'Content is king, marketing is queen'

Youngsters spiralled across three floors, recently at a mall, when Chetan Bhagat came to launch his work, Half-Girlfriend, to get a glimpse of the man himself. Jovial yet solemn and funny, yet grounded, he connected instantly with the youth.

Chetan called upon a boy, Apurv Kumar Jain, to launch the book and when Apurv’s phone rang during the launch, Chetan answered it and said, “Bahut important meeting mein hai.” The launch saw questions of a wide spectrum, from his journey as Chetan, the banker, to Chetan, the writer and his ‘half-girlfriend’. He peppered the interaction with interesting anecdotes by talking about his characters, which are a seamless balance between fiction and reality.

“I have invoked Lord Krishna’s name about 600 crore times as the main characters in all my books have names of Krishna.”

He also described his wife as his ‘rock’ and said that he found a passion to keep writing, after he started work, when he realised that he didn’t have time to do things he liked doing. When a member of the audience asked if his family took his career well, he said, “My saas had a problem,” and about his ‘half-girlfriend’, “Too many”, came the answer. 

‘Half-Girlfriend’, which is a social commentary on ‘English as an elitist language’, peppered through a love story, Bhagat told Metrolife prior to the launch, that he decided to write a book set in rural India as he found that many who read his book pick them up with a hope to learn English.

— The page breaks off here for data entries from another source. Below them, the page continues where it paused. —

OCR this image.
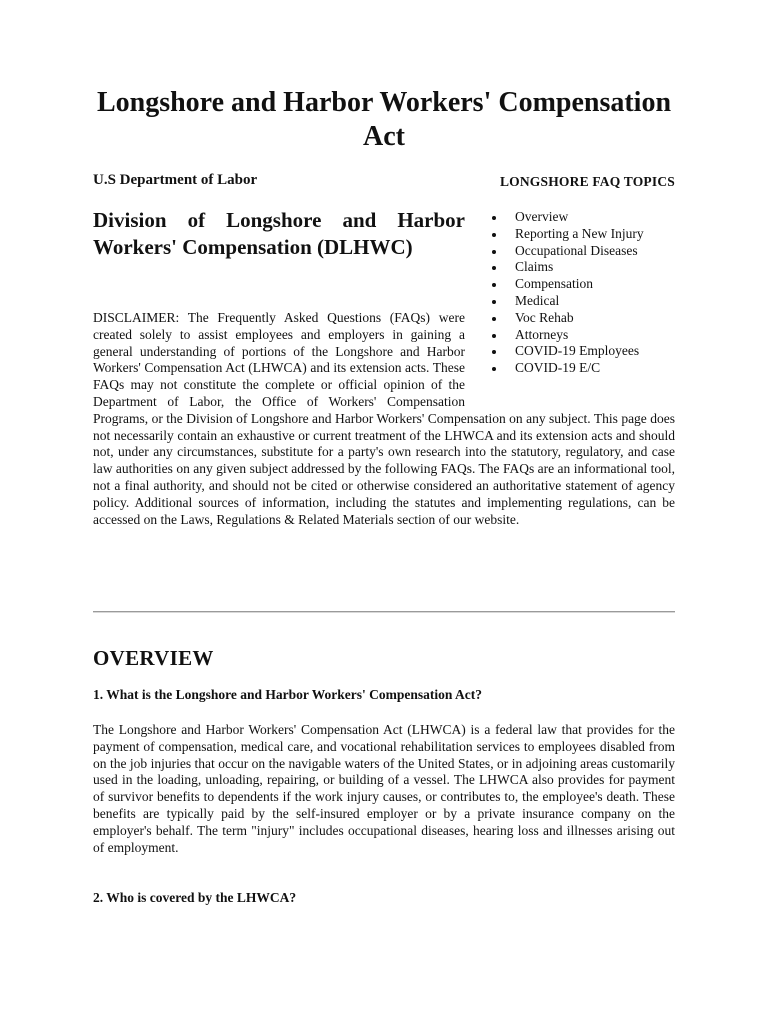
Longshore and Harbor Workers' Compensation Act

U.S Department of Labor

Division of Longshore and Harbor Workers' Compensation (DLHWC)

LONGSHORE FAQ TOPICS

Overview
Reporting a New Injury
Occupational Diseases
Claims
Compensation
Medical
Voc Rehab
Attorneys
COVID-19 Employees
COVID-19 E/C

DISCLAIMER: The Frequently Asked Questions (FAQs) were created solely to assist employees and employers in gaining a general understanding of portions of the Longshore and Harbor Workers' Compensation Act (LHWCA) and its extension acts. These FAQs may not constitute the complete or official opinion of the Department of Labor, the Office of Workers' Compensation Programs, or the Division of Longshore and Harbor Workers' Compensation on any subject. This page does not necessarily contain an exhaustive or current treatment of the LHWCA and its extension acts and should not, under any circumstances, substitute for a party's own research into the statutory, regulatory, and case law authorities on any given subject addressed by the following FAQs. The FAQs are an informational tool, not a final authority, and should not be cited or otherwise considered an authoritative statement of agency policy. Additional sources of information, including the statutes and implementing regulations, can be accessed on the Laws, Regulations & Related Materials section of our website.

OVERVIEW

1. What is the Longshore and Harbor Workers' Compensation Act?

The Longshore and Harbor Workers' Compensation Act (LHWCA) is a federal law that provides for the payment of compensation, medical care, and vocational rehabilitation services to employees disabled from on the job injuries that occur on the navigable waters of the United States, or in adjoining areas customarily used in the loading, unloading, repairing, or building of a vessel. The LHWCA also provides for payment of survivor benefits to dependents if the work injury causes, or contributes to, the employee's death. These benefits are typically paid by the self-insured employer or by a private insurance company on the employer's behalf. The term "injury" includes occupational diseases, hearing loss and illnesses arising out of employment.

2. Who is covered by the LHWCA?
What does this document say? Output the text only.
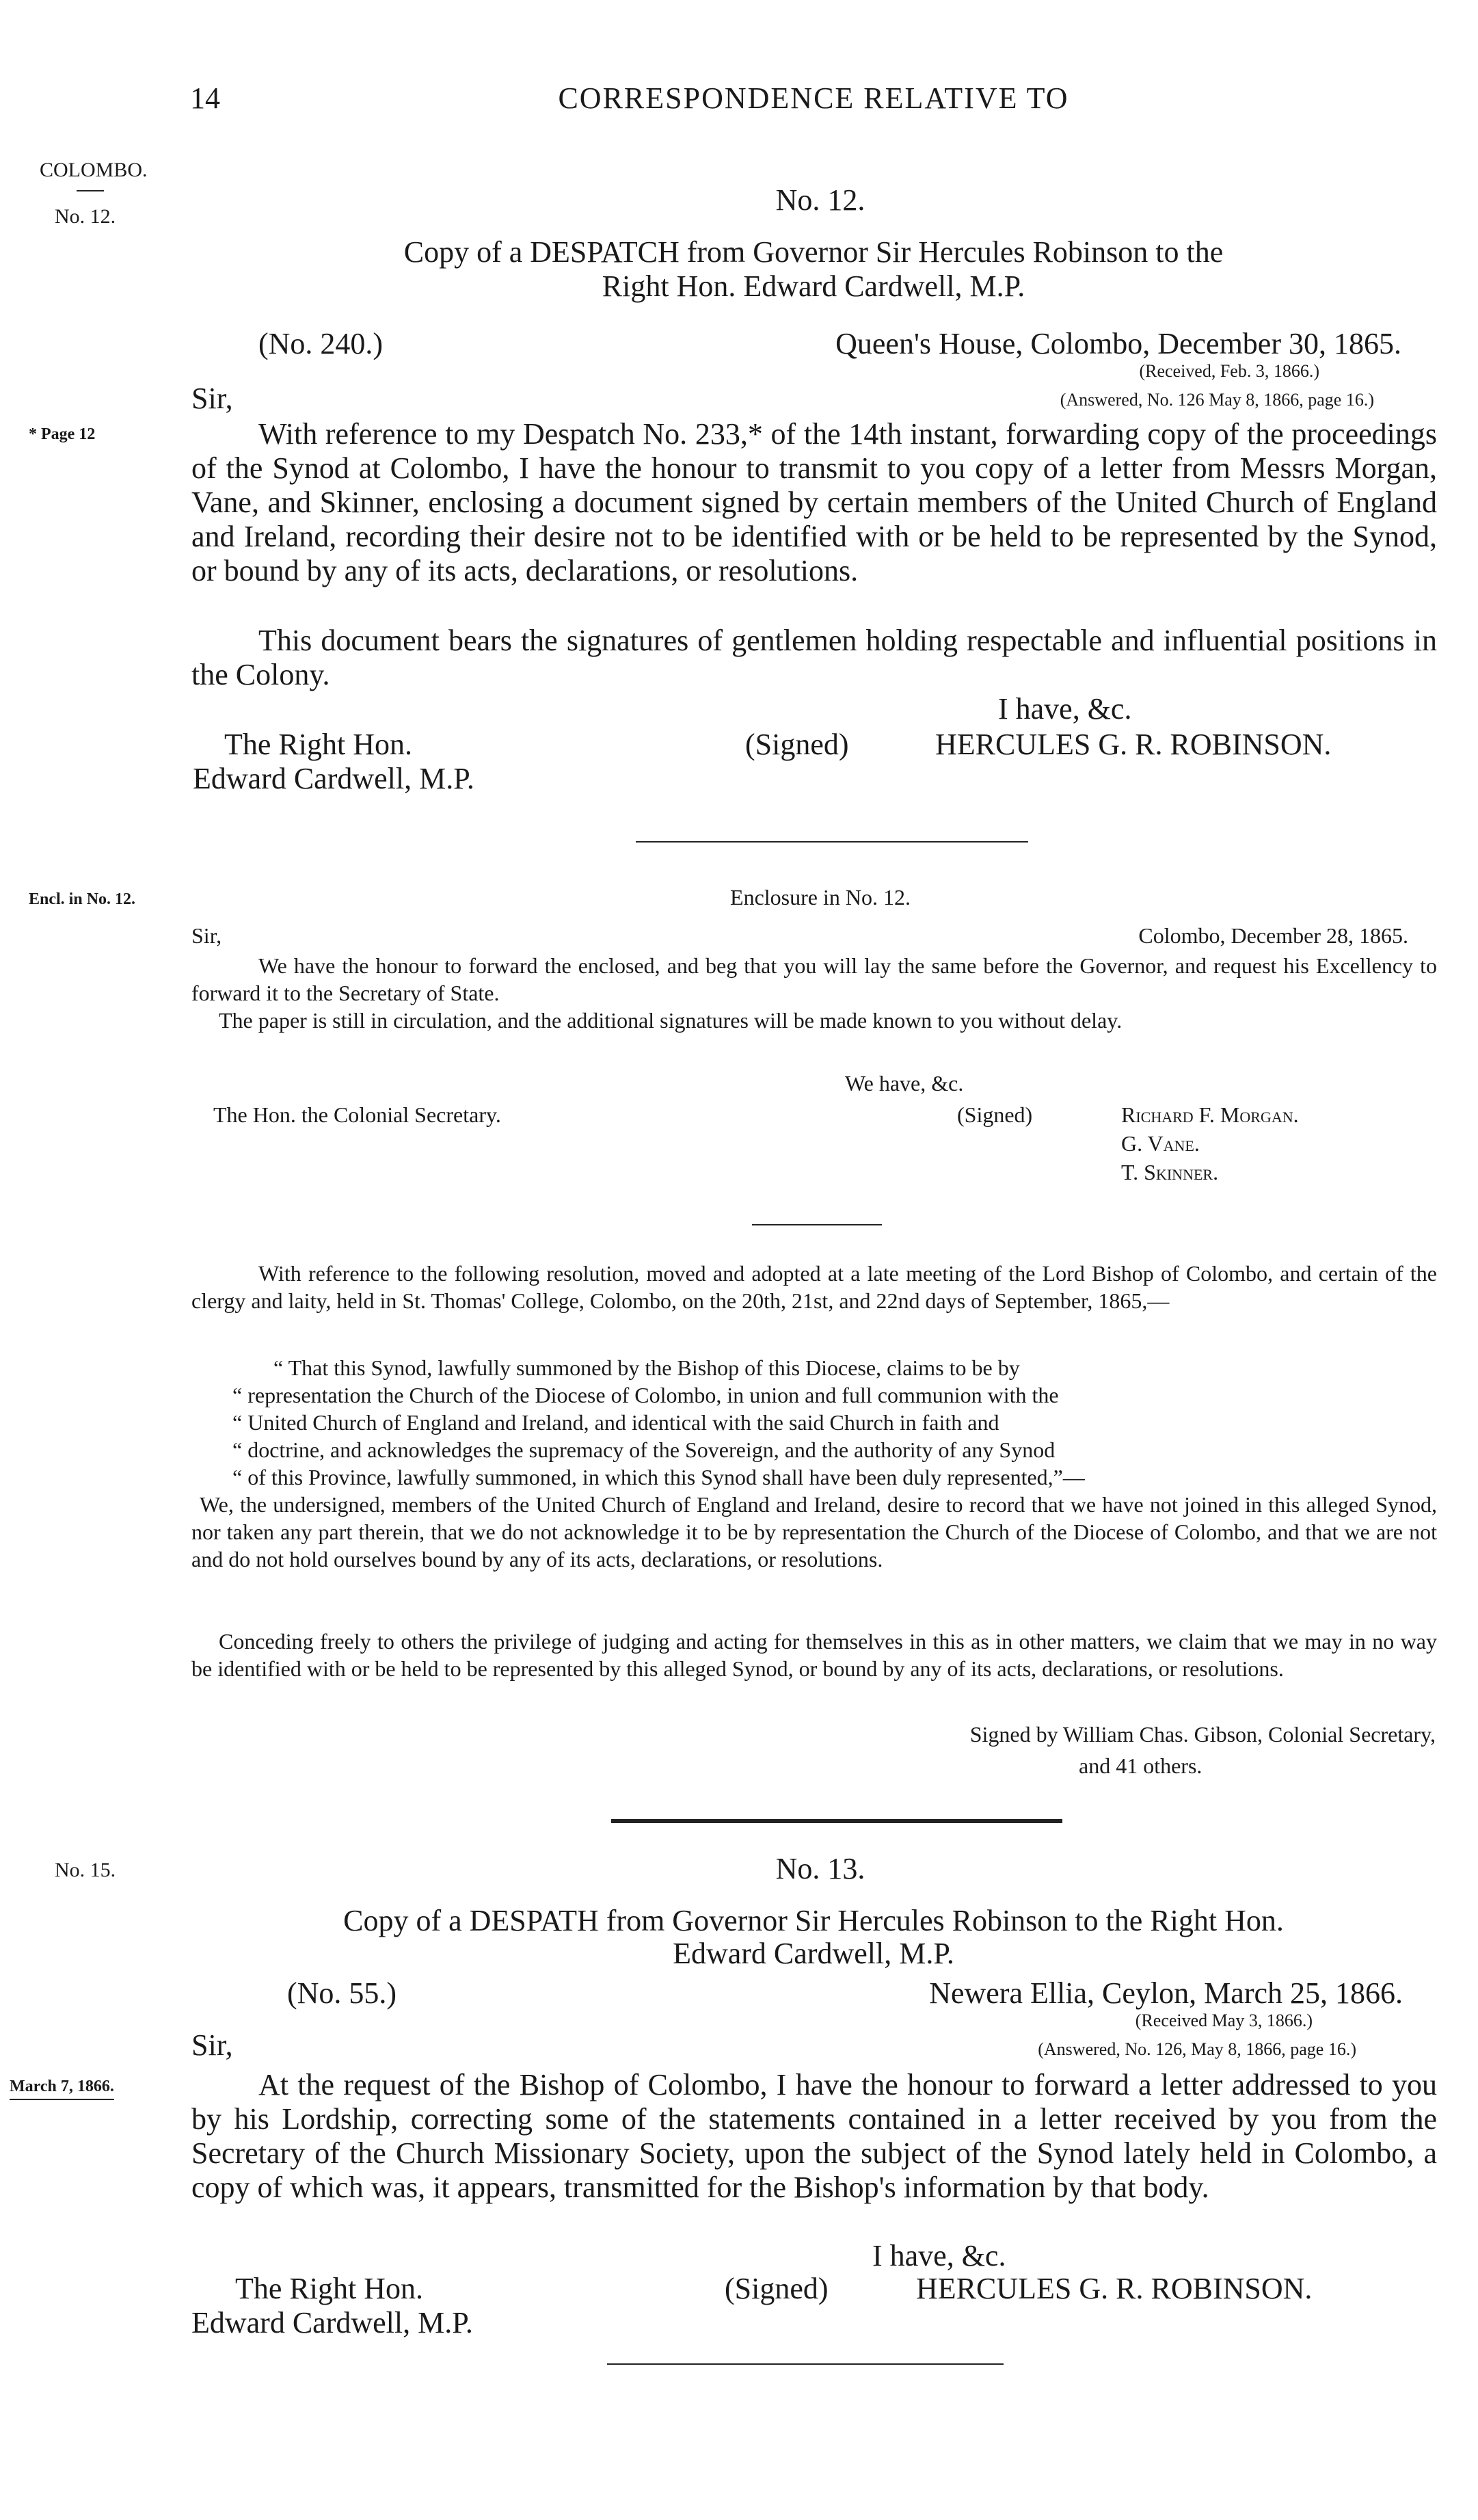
14	CORRESPONDENCE RELATIVE TO
COLOMBO.
No. 12.	No. 12.
Copy of a DESPATCH from Governor Sir Hercules Robinson to the
Right Hon. Edward Cardwell, M.P.
(No. 240.)	Queen's House, Colombo, December 30, 1865.
(Received, Feb. 3, 1866.)
Sir,	(Answered, No. 126 May 8, 1866, page 16.)
* Page 12	With reference to my Despatch No. 233,* of the 14th instant, forwarding copy of the proceedings of the Synod at Colombo, I have the honour to transmit to you copy of a letter from Messrs Morgan, Vane, and Skinner, enclosing a document signed by certain members of the United Church of England and Ireland, recording their desire not to be identified with or be held to be represented by the Synod, or bound by any of its acts, declarations, or resolutions.
This document bears the signatures of gentlemen holding respectable and influential positions in the Colony.
I have, &c.
The Right Hon.	(Signed)	HERCULES G. R. ROBINSON.
Edward Cardwell, M.P.
Encl. in No. 12.	Enclosure in No. 12.
Sir,	Colombo, December 28, 1865.
We have the honour to forward the enclosed, and beg that you will lay the same before the Governor, and request his Excellency to forward it to the Secretary of State.
The paper is still in circulation, and the additional signatures will be made known to you without delay.
We have, &c.
The Hon. the Colonial Secretary.	(Signed)	Richard F. Morgan.
G. Vane.
T. Skinner.
With reference to the following resolution, moved and adopted at a late meeting of the Lord Bishop of Colombo, and certain of the clergy and laity, held in St. Thomas' College, Colombo, on the 20th, 21st, and 22nd days of September, 1865,—
“ That this Synod, lawfully summoned by the Bishop of this Diocese, claims to be by
“ representation the Church of the Diocese of Colombo, in union and full communion with the
“ United Church of England and Ireland, and identical with the said Church in faith and
“ doctrine, and acknowledges the supremacy of the Sovereign, and the authority of any Synod
“ of this Province, lawfully summoned, in which this Synod shall have been duly represented,”—
We, the undersigned, members of the United Church of England and Ireland, desire to record that we have not joined in this alleged Synod, nor taken any part therein, that we do not acknowledge it to be by representation the Church of the Diocese of Colombo, and that we are not and do not hold ourselves bound by any of its acts, declarations, or resolutions.
Conceding freely to others the privilege of judging and acting for themselves in this as in other matters, we claim that we may in no way be identified with or be held to be represented by this alleged Synod, or bound by any of its acts, declarations, or resolutions.
Signed by William Chas. Gibson, Colonial Secretary,
and 41 others.
No. 15.	No. 13.
Copy of a DESPATH from Governor Sir Hercules Robinson to the Right Hon.
Edward Cardwell, M.P.
(No. 55.)	Newera Ellia, Ceylon, March 25, 1866.
(Received May 3, 1866.)
Sir,	(Answered, No. 126, May 8, 1866, page 16.)
March 7, 1866.	At the request of the Bishop of Colombo, I have the honour to forward a letter addressed to you by his Lordship, correcting some of the statements contained in a letter received by you from the Secretary of the Church Missionary Society, upon the subject of the Synod lately held in Colombo, a copy of which was, it appears, transmitted for the Bishop's information by that body.
I have, &c.
The Right Hon.	(Signed)	HERCULES G. R. ROBINSON.
Edward Cardwell, M.P.
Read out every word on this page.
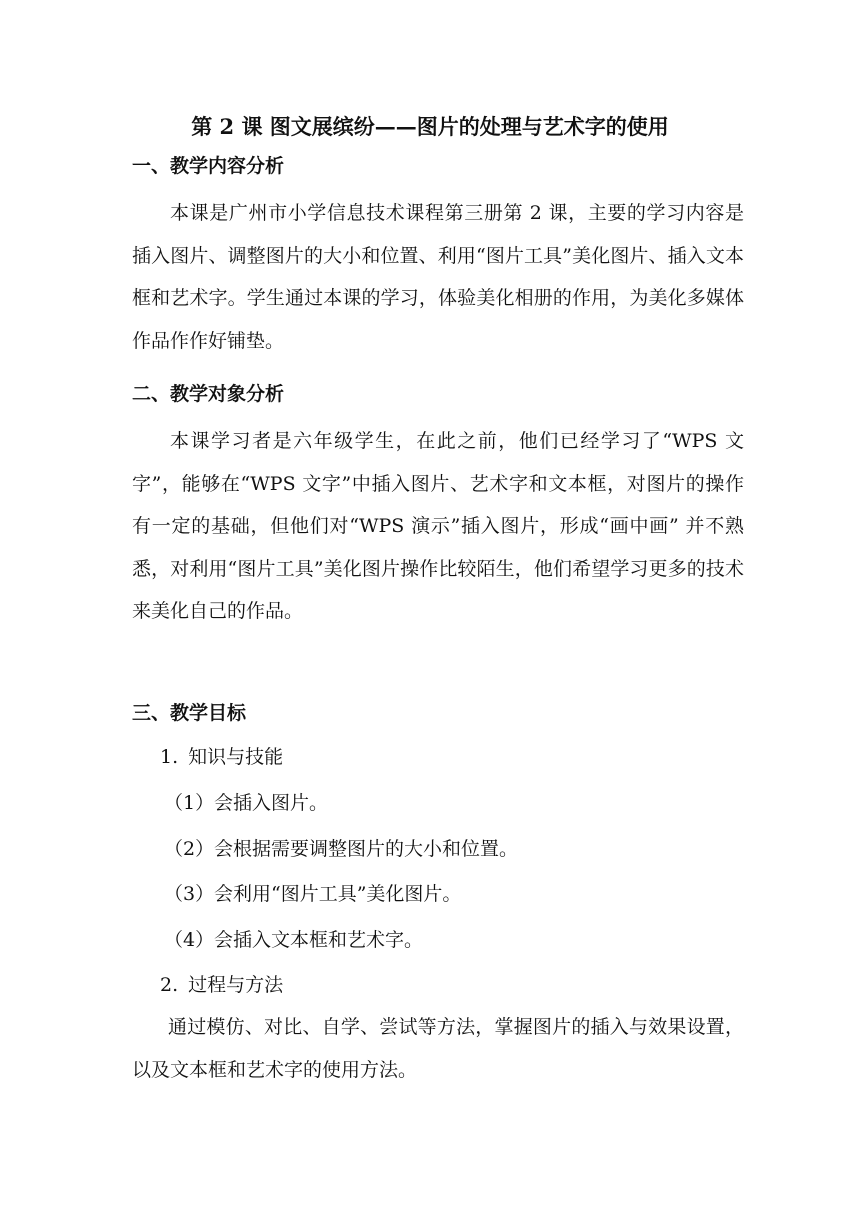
第 2 课 图文展缤纷——图片的处理与艺术字的使用
一、教学内容分析
本课是广州市小学信息技术课程第三册第 2 课，主要的学习内容是插入图片、调整图片的大小和位置、利用“图片工具”美化图片、插入文本框和艺术字。学生通过本课的学习，体验美化相册的作用，为美化多媒体作品作作好铺垫。
二、教学对象分析
本课学习者是六年级学生，在此之前，他们已经学习了“WPS 文字”，能够在“WPS 文字”中插入图片、艺术字和文本框，对图片的操作有一定的基础，但他们对“WPS 演示”插入图片，形成“画中画” 并不熟悉，对利用“图片工具”美化图片操作比较陌生，他们希望学习更多的技术来美化自己的作品。
三、教学目标
1. 知识与技能
（1）会插入图片。
（2）会根据需要调整图片的大小和位置。
（3）会利用“图片工具”美化图片。
（4）会插入文本框和艺术字。
2. 过程与方法
通过模仿、对比、自学、尝试等方法，掌握图片的插入与效果设置，以及文本框和艺术字的使用方法。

Timely as his releases are, as his previous book ‘Revolution 2020’ came out when the country grappled with corruption, and Half-Girlfriend is now the ‘new rage’, when the policy-makers are debating about English in IAS exam, Bhagat said, “I’ve just been lucky,”, when asked if such debates have added to the book’s marketing.

For someone who looks up to Dickens and Austen, when asked if he would like to be acclaimed in the literary world as more of a writer than a “marketeer”, he said he has never compromised on content despite the marketing of his books.

“You may market your book all you want but if it doesn’t have content, it still won’t sell. Content is king and marketing is queen.”

He never imagined he would ever be regarded a pop-culture hero or someday, a tag such as “Reading Before Chetan Bhagat” and an “After Chetan Bhagat era” would come up. “Marketing,” he winked and then wrapped up, “I just want to read a lot of books and write regularly.”